For this toy dataset, since there are two dimensions, we get (at most) two egenvectors and two corresponding eigenvalues. Even if we only plot the eigenvectors scaled by their eigenvalues, we will basically have a summary data (and its spreading). At this point, the eigenpairs are be viewed as the principle components of the data.
4. Ranking the principle components
As you may have noticed, the eigenvectors are perpendicular to each other. This is no coincidence. You can think of it this way: because we want to maximize the variance explained by each of the principle components, these components need to be independent from one another, therefore their orthogonality. Thus, to define a set of principle components, you find the direction which can explain the variability in the data the most: that is your first principle component (the eigenvector with the highest eigenvalue). The second principle compent will be percepdicular to the first, and explain most of what is left of the variability. This continues until the d-th principle component is found.

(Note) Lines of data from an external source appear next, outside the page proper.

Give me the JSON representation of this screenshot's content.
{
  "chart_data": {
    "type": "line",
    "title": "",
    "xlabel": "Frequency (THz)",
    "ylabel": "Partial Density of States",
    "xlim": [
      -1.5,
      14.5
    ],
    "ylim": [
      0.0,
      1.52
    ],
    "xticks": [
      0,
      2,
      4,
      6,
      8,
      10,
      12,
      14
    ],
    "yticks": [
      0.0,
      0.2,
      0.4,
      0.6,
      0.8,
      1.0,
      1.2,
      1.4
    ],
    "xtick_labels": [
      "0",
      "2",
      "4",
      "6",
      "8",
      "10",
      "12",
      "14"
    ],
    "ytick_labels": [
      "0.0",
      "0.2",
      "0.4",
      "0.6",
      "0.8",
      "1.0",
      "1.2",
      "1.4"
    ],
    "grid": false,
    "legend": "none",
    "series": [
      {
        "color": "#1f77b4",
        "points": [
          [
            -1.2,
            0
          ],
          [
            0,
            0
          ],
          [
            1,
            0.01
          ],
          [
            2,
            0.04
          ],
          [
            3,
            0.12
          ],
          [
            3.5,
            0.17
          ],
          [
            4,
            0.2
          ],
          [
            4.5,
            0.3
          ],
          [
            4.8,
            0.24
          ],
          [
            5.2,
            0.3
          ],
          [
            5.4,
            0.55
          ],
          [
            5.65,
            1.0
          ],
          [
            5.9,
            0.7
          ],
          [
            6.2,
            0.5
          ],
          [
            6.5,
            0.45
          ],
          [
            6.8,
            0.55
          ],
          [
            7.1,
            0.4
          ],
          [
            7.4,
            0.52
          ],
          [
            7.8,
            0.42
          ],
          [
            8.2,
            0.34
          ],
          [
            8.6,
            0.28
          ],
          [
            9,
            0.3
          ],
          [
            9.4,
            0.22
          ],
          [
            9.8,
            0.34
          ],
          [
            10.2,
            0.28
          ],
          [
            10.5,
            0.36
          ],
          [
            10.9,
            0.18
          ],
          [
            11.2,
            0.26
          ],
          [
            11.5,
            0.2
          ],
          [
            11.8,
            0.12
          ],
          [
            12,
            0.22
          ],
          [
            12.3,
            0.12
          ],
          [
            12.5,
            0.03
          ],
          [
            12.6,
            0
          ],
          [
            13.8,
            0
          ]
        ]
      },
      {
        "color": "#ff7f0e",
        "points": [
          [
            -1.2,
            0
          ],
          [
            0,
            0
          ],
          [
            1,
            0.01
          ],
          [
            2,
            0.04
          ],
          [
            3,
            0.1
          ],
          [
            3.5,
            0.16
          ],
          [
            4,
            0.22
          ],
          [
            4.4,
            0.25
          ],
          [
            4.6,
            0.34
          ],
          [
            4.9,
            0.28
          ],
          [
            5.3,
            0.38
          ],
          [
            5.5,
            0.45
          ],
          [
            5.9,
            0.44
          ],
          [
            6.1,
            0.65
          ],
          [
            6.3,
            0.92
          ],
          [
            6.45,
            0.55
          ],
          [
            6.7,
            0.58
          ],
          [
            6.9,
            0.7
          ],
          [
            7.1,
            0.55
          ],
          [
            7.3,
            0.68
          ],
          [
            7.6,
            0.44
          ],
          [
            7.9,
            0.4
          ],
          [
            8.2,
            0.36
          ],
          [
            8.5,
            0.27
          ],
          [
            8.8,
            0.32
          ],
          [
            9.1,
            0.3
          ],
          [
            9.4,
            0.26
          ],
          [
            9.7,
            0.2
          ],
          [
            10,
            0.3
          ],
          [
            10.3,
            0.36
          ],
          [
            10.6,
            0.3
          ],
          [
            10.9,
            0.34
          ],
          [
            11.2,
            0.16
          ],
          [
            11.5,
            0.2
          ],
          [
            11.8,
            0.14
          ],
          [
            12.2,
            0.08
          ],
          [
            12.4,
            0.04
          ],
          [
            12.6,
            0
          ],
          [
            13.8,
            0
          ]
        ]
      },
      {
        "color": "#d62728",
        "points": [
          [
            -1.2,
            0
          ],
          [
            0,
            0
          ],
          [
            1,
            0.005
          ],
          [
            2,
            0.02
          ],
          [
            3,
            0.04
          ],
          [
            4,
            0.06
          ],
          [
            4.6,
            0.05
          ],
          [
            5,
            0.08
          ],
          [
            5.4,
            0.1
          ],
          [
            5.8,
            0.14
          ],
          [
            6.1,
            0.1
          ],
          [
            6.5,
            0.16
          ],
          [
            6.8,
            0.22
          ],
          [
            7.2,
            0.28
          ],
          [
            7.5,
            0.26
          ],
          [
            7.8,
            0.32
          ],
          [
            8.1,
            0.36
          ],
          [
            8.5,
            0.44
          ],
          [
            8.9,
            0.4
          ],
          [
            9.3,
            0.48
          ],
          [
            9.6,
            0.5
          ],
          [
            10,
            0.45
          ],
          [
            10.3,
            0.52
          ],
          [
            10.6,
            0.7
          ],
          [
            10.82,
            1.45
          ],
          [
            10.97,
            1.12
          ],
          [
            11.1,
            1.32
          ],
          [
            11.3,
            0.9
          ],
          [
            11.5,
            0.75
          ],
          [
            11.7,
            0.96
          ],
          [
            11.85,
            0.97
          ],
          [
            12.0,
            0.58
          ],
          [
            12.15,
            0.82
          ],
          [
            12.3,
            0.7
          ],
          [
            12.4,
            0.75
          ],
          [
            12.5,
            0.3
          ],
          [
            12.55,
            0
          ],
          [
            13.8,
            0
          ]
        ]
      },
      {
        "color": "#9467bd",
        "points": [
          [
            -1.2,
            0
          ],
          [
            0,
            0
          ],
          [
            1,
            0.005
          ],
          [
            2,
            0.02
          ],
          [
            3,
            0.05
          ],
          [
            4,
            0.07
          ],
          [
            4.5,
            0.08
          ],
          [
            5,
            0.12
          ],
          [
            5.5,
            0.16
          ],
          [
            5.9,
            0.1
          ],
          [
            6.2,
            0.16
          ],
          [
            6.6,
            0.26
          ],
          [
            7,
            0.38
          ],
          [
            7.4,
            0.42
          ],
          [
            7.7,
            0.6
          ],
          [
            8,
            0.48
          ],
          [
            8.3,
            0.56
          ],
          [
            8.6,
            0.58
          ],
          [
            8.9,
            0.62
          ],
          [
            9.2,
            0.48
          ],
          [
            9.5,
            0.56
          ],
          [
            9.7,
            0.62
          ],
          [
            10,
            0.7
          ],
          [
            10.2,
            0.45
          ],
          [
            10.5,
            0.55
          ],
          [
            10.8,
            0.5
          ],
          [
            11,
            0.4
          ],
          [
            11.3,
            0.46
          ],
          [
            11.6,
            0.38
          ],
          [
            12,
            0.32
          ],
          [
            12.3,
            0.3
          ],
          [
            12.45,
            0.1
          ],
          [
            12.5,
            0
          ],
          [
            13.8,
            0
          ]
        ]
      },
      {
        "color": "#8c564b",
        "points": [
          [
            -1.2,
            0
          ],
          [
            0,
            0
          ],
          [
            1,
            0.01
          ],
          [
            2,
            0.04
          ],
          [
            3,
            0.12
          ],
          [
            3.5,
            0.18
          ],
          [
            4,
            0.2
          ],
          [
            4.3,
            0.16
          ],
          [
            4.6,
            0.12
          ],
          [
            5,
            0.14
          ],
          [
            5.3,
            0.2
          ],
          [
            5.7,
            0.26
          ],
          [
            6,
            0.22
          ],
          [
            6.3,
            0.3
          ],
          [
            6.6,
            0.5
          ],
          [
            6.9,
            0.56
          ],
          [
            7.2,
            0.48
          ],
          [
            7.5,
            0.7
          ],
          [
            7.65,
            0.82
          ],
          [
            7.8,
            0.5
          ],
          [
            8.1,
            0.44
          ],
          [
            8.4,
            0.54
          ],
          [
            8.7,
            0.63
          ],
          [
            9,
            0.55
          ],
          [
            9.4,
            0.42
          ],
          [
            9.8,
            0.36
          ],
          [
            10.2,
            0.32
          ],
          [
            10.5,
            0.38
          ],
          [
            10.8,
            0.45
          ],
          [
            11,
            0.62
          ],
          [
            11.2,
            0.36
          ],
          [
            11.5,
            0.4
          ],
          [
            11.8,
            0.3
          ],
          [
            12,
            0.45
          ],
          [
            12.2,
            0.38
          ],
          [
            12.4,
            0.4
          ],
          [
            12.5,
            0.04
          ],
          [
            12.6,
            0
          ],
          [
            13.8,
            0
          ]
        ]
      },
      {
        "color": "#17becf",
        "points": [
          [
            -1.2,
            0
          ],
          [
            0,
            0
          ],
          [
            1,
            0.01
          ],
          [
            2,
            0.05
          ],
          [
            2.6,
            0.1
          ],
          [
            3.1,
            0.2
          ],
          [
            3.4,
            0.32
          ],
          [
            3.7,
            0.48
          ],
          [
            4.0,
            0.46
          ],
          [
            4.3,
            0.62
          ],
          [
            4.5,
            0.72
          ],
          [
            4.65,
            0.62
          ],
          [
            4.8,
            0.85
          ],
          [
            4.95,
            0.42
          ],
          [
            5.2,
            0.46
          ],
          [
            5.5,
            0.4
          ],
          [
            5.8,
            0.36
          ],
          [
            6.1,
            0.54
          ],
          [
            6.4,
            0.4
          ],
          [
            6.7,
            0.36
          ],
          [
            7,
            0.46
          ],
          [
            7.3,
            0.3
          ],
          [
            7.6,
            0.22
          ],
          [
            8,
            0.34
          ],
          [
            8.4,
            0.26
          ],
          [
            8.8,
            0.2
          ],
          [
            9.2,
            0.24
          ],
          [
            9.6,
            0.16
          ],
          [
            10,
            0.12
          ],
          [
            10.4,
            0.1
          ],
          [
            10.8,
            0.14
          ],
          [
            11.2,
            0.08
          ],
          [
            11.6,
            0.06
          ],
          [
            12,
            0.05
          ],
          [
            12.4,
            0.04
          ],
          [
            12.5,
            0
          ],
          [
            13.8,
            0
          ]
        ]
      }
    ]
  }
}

By doing so, you are also sorting the "importance" of the principle components in terms of the information amount it contains what is used to explain the data. To be clear, the sum of all eigenvalues is the total variability in the data. From here, you can choose to discard any PCs whose percentage of explained variances are low. In many cases, if around 80% of the variance can be explained by the first k PCs, we can discard the other (d - k) PCs. Of course, this is only one of the heuristics method to determine k. You can also use thr elbow method (the scree plot) like in k-means.
Summary
- PCA is a feature extraction technique widely used to reduce dimensionality of datasets.
- PCA works by calculating the eigenvectors and the corresponding eigenvalues of the initial variables in the data. These are the principle components. Number of PCs = number of eigenvectors = number of features.
- The PCs are ranked by the eigenvalues, and iteratively show the directions in which the data spreads the most (after accounting for the previous PCs).
- We can choose to keep a few of the first PCs that cummulatively explains the data well enough, and these are the new reduced dimension of the data.